Flying the North Atlantic, or any ocean for that matter, in a single engine piston is nothing to sneeze at. There’s a trail of aluminum sitting at the bottom of the sea along the ocean crossing routes that will attest to that fact. And every one of those planes was flown by a pilot who thought he could make it.
But in Marcio’s case he had extra reasons to be scared. Number one was that he hadn’t flown anything but airliners and business jets in many years and just getting into a small plane scared him. (and he barely fit into the Cirrus anyway) Number two was that we were heavy. With three adult men (make that three and a half with Marcio) our bags, survival gear, camera gera, and full fuel, the Cirrus was pretty heavily loaded down. I didn’t do a weight and balance because I didn’t really want to know just how much. Madness you say? Not so says I. Almost any airplane can fly at weights far over its certified max gross weight. How do I know this? Because back in my early days of ferry flying the FAA allowed planes being ferried over the ocean to fly 25% over max gross weight and with the center of gravity 2 inches of aft of the rearward limit. You just have to know how to fly a plane in that configuration. which is why they took out the waiver for the aft CG. Too many pilots got too slow and crashed. When flying a plane over max weight you have to keep your speed up and fly smooooooth. It’s that simple.
Oh, and Marcio had one more reason to be scared of the upcoming crossing. The Cirrus was running like shit. Ever since we’d picked the plane up in Munich we’d been fighting the planes tendency to run rough at low altitudes. Especially when reducing power in the descent.
I tried everything. Leaner mixture, richer mixture, boost pump on, boost pump off. I even resorted to reading the manual! No help there. The engine ran fine at altitude and on the ground but having it cough and sputter during an approach was……..disconcerting.
The German mechanics in Munich couldn’t find anything wrong and gave me that look that mechanics love to give pilots. the one that says “Are you sure you know what your doing?” We had lots of theories as to why it ran rough but in the end it came down to, did the engine die completely? No? Then off you go. Have a nice trip. Fine, what could possibly go wrong?
The flight from southern England up to Wick Scotland was nice though. It’s a rare day that you can see the Scottish highlands like this.

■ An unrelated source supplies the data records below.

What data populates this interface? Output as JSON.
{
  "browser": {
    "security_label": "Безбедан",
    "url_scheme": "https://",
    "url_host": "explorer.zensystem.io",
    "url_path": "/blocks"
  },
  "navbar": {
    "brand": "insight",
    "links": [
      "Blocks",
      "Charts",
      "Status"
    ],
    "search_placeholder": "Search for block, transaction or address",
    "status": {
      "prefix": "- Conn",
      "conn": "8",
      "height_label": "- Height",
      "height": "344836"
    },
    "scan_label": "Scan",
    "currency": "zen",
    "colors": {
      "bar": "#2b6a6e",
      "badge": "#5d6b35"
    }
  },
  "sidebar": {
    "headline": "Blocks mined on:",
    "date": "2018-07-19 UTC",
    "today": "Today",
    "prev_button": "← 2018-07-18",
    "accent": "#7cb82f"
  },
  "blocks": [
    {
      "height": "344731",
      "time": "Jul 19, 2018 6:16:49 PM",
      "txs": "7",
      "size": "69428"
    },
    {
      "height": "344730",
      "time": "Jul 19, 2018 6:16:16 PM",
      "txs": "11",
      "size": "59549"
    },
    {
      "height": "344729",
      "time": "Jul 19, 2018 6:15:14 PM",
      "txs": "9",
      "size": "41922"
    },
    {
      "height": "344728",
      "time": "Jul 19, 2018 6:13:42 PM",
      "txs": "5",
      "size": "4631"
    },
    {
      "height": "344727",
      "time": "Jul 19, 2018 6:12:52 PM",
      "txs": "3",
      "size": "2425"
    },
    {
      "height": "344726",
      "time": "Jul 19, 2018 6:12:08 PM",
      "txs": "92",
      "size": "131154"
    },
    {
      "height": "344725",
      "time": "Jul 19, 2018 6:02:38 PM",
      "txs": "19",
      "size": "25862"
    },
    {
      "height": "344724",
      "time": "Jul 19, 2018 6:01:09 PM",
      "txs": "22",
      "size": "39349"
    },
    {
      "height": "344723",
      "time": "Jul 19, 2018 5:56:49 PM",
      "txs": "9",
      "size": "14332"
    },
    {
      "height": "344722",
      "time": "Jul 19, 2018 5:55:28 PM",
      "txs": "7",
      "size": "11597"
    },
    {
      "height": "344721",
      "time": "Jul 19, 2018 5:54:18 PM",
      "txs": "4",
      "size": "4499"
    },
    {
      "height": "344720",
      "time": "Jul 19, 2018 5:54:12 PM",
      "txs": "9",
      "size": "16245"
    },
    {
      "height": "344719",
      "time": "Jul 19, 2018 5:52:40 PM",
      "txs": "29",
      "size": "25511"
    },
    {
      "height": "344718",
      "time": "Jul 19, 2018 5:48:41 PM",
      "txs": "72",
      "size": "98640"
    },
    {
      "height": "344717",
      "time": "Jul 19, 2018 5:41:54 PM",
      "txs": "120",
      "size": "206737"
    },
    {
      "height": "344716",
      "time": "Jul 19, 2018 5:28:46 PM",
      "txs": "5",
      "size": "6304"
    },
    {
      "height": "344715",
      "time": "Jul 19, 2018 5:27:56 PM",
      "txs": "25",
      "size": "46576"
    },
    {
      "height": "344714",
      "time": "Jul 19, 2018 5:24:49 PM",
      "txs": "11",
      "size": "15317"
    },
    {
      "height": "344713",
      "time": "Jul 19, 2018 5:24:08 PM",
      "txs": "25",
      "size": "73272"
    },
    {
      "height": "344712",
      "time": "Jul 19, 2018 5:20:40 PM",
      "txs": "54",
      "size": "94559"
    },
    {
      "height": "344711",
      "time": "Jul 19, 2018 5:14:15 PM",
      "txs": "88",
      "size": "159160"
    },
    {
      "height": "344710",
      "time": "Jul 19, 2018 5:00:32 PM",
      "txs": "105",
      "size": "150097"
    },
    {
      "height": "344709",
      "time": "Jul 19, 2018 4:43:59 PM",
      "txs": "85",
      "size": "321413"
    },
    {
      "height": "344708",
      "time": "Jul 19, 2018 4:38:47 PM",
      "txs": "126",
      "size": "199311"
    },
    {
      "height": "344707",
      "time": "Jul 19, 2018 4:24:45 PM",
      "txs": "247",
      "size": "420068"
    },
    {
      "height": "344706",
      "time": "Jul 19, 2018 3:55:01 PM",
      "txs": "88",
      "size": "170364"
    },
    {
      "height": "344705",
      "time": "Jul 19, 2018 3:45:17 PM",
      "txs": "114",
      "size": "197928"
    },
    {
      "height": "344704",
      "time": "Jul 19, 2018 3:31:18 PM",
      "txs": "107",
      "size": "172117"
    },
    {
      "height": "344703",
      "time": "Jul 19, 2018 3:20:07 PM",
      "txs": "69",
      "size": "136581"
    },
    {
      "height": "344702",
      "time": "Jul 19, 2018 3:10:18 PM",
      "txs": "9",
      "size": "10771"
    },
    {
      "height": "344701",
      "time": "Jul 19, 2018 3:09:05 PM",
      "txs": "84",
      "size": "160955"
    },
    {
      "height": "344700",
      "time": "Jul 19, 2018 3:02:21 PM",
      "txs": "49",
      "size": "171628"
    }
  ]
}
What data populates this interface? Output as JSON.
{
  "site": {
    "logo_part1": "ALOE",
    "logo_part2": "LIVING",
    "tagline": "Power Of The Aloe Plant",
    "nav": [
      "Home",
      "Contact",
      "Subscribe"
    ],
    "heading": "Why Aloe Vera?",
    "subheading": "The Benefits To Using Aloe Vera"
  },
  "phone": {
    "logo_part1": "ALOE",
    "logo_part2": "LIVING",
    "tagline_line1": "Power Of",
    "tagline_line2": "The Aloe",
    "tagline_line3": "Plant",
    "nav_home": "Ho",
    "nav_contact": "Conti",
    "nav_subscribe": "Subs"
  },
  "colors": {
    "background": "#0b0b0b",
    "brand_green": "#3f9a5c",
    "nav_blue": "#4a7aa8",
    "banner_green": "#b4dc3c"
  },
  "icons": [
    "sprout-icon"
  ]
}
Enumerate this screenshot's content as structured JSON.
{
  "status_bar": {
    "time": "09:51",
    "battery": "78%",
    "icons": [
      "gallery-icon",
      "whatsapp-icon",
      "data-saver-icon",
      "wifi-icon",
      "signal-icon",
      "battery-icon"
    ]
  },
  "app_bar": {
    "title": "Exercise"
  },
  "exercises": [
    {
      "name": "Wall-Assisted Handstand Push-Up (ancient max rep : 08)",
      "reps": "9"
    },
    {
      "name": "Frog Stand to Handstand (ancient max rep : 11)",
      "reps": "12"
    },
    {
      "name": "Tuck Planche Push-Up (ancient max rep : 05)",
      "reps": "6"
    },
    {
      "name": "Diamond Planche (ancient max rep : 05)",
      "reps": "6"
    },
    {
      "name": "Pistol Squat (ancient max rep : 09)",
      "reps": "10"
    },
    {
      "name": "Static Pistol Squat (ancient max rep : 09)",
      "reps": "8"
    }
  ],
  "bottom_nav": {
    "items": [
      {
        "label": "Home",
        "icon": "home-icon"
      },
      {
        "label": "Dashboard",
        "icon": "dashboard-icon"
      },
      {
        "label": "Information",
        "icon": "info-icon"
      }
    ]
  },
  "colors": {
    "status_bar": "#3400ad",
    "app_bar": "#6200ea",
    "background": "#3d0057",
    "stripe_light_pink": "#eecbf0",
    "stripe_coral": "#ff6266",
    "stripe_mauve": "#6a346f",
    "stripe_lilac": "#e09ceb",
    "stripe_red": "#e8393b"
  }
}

When we got to Wick Marcio was flying from the left seat. I’d been giving him more takeoffs and landings, trying to get him comfortable with the little Cirrus. Being a jet pilot he set up for landing WAY out over the water. Typical pattern for a jet but I like to be closer to the runway in a piston in case something goes wrong. Which was exactly when the engine started running rough again.
And while I was trying different mixture and boost pump settings I suggested (in no uncertain terms) that maybe he should, you know, point us at the nearest point of land maybe? Please? He didn’t disagree.
I managed to get the engine smoothed out and Marcio’s landing was acceptable. I think he was just as happy to be able pull out a smooth landing in the Cirrus as he was to getting down safely.
We put the plane in the hanger and I did an oil change while Marcio did an interview for the camera. Big shot.